Letter from the Minister of State at the Department of Transport to the Chairman of the
Committee
COM(96)331: Proposal for a directive on the application by Member States of taxes on certain
vehicles used for the carriage of goods by road and tolls and charges for the use of certain
infrastructures
At the end of its report on this proposal on 20 November (Fourth Report, HC 36-iv, paragraph
3.13) the Committee asked how, in view of the ruling of the European Court of Justice in case
C-300/89; the Government believed a dual legal base could be justified and whether it would be more
prudent to press instead either for Article 99 as the sole legal base or for the proposal to be
divided into two measures.
Our starting point was that Article 75 on its own, as proposed by the Commission, was not
acceptable for a proposal which includes elements which unquestionably relate to an excise duty.
We therefore considered Article 99 to be essential to the legal base, as had been the case with the
existing Directive (93/89) which this proposal is intended to replace.
The Government is well aware of the ECJ case law on the combination of co-operation and
unanimity. Originally therefore it was our view that the best course might be to split the proposal
into two, one part based on Article 99, the other on Article 75. Alternatively as second best, we
could accept Article 99 as the sole legal base. Splitting the proposal would be a novel procedure
which would itself not be without risk. If the two proposals, one adopted under unanimity the other
under co-operation, were seen as linked to each other, that might itself be thought to infringe the
prerogatives of the European Parliament and be open to the same objections as a dual legal base
might be. Even if the two proposals could be independent of each other, splitting would still
depend on the Commission's willingness to proceed in that way. Although the Council could in
principle amend the proposal by deleting the provisions relating to vehicle excise duty, only the
Commission would be able to bring forward a separate new proposal containing those provisions. It
is doubtful whether the Commission would agree to do that.

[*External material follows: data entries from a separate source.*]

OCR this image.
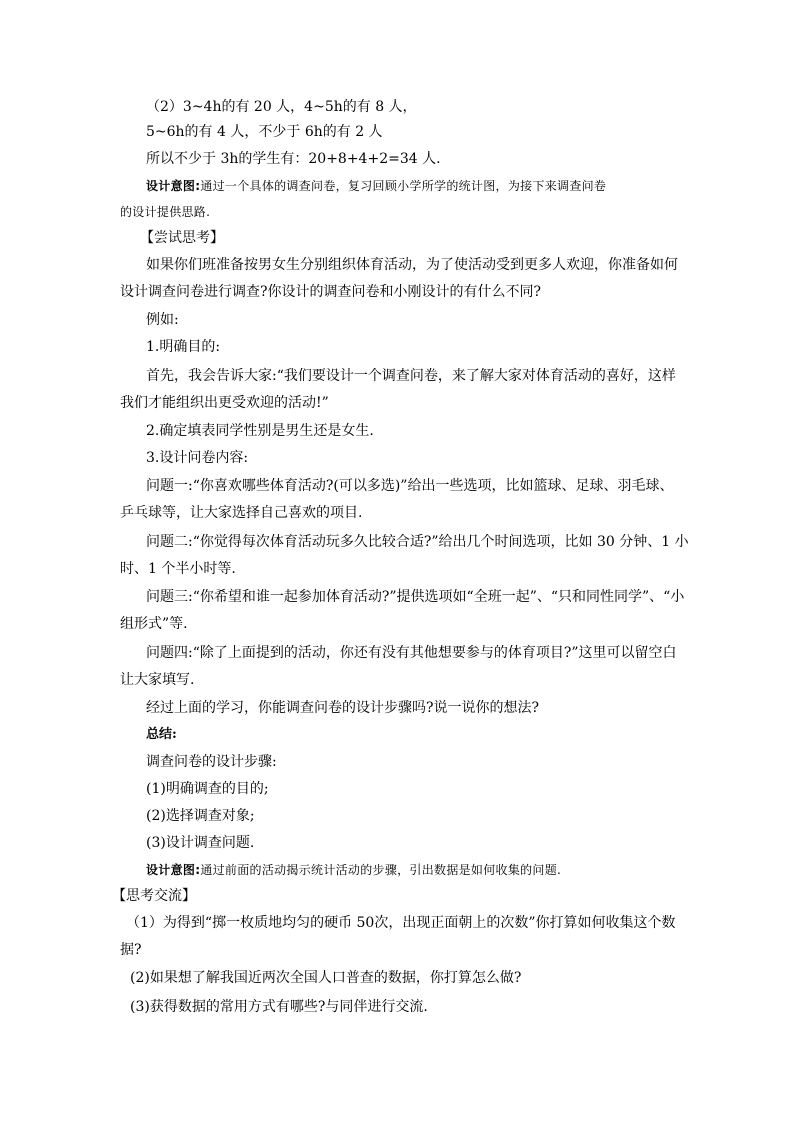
（2）3~4h的有 20 人，4~5h的有 8 人，
5~6h的有 4 人，不少于 6h的有 2 人
所以不少于 3h的学生有：20+8+4+2=34 人.
设计意图:通过一个具体的调查问卷，复习回顾小学所学的统计图，为接下来调查问卷
的设计提供思路.
【尝试思考】
如果你们班准备按男女生分别组织体育活动，为了使活动受到更多人欢迎，你准备如何
设计调查问卷进行调查?你设计的调查问卷和小刚设计的有什么不同?
例如:
1.明确目的:
首先，我会告诉大家:“我们要设计一个调查问卷，来了解大家对体育活动的喜好，这样
我们才能组织出更受欢迎的活动!”
2.确定填表同学性别是男生还是女生.
3.设计问卷内容:
问题一:“你喜欢哪些体育活动?(可以多选)”给出一些选项，比如篮球、足球、羽毛球、
乒乓球等，让大家选择自己喜欢的项目.
问题二:“你觉得每次体育活动玩多久比较合适?”给出几个时间选项，比如 30 分钟、1 小
时、1 个半小时等.
问题三:“你希望和谁一起参加体育活动?”提供选项如“全班一起”、“只和同性同学”、“小
组形式”等.
问题四:“除了上面提到的活动，你还有没有其他想要参与的体育项目?”这里可以留空白
让大家填写.
经过上面的学习，你能调查问卷的设计步骤吗?说一说你的想法?
总结:
调查问卷的设计步骤:
(1)明确调查的目的;
(2)选择调查对象;
(3)设计调查问题.
设计意图:通过前面的活动揭示统计活动的步骤，引出数据是如何收集的问题.
【思考交流】
（1）为得到“掷一枚质地均匀的硬币 50次，出现正面朝上的次数”你打算如何收集这个数
据?
(2)如果想了解我国近两次全国人口普查的数据，你打算怎么做?
(3)获得数据的常用方式有哪些?与同伴进行交流.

At its meeting on 3 October 1996 the Transport Council noted that changes in the balance between
the Community institutions brought about in the Maastricht Treaty opened up the possibility that
if a proposal based on Articles 75 and 99 jointly were referred to it, the ECJ would review its
judgement in the C-300/89 case. The fact that the Treaty explicitly provides for combining the
co-decision and unanimity procedures (in the culture and environment titles) strengthened the
likelihood, it was argued, that the Court would accept a combination of the co-operation and
unanimity procedures. The UK has some reservations about the robustness of this argument, but since
it appeared to have a fair element of support in the Council it may in the end have a better chance
of success than trying to obtain agreement to the measure being split or based on Article 99 alone.
That is why our Explanatory Memorandum of 4 November said that we believed the case for a dual legal
base has been strengthened. However, there are, in our view, potentially greater risks in the dual
base course than in splitting the proposal.
We shall have to see how things develop in the Council. It is likely, as a result of the
Council's further discussions of the Commission's proposal on 12 December, that some significant
changes will be made in it. I expect the Council to concentrate on the substance of the proposal
in the first instance, and to revert to the question of legal base only when the text is more
settled. An important consideration then will be the degree of support in the Council for each of
the possible courses.
I am sending a copy of this letter to the Lord Geddes, Chairman of Sub-Committee B of the House
of Lords European Communities Committee, which asked to see our response on this point to your
Committee. I will let you have a supplementary Memorandum on the draft Directive when the
prospective changes to it have crystallised sufficiently.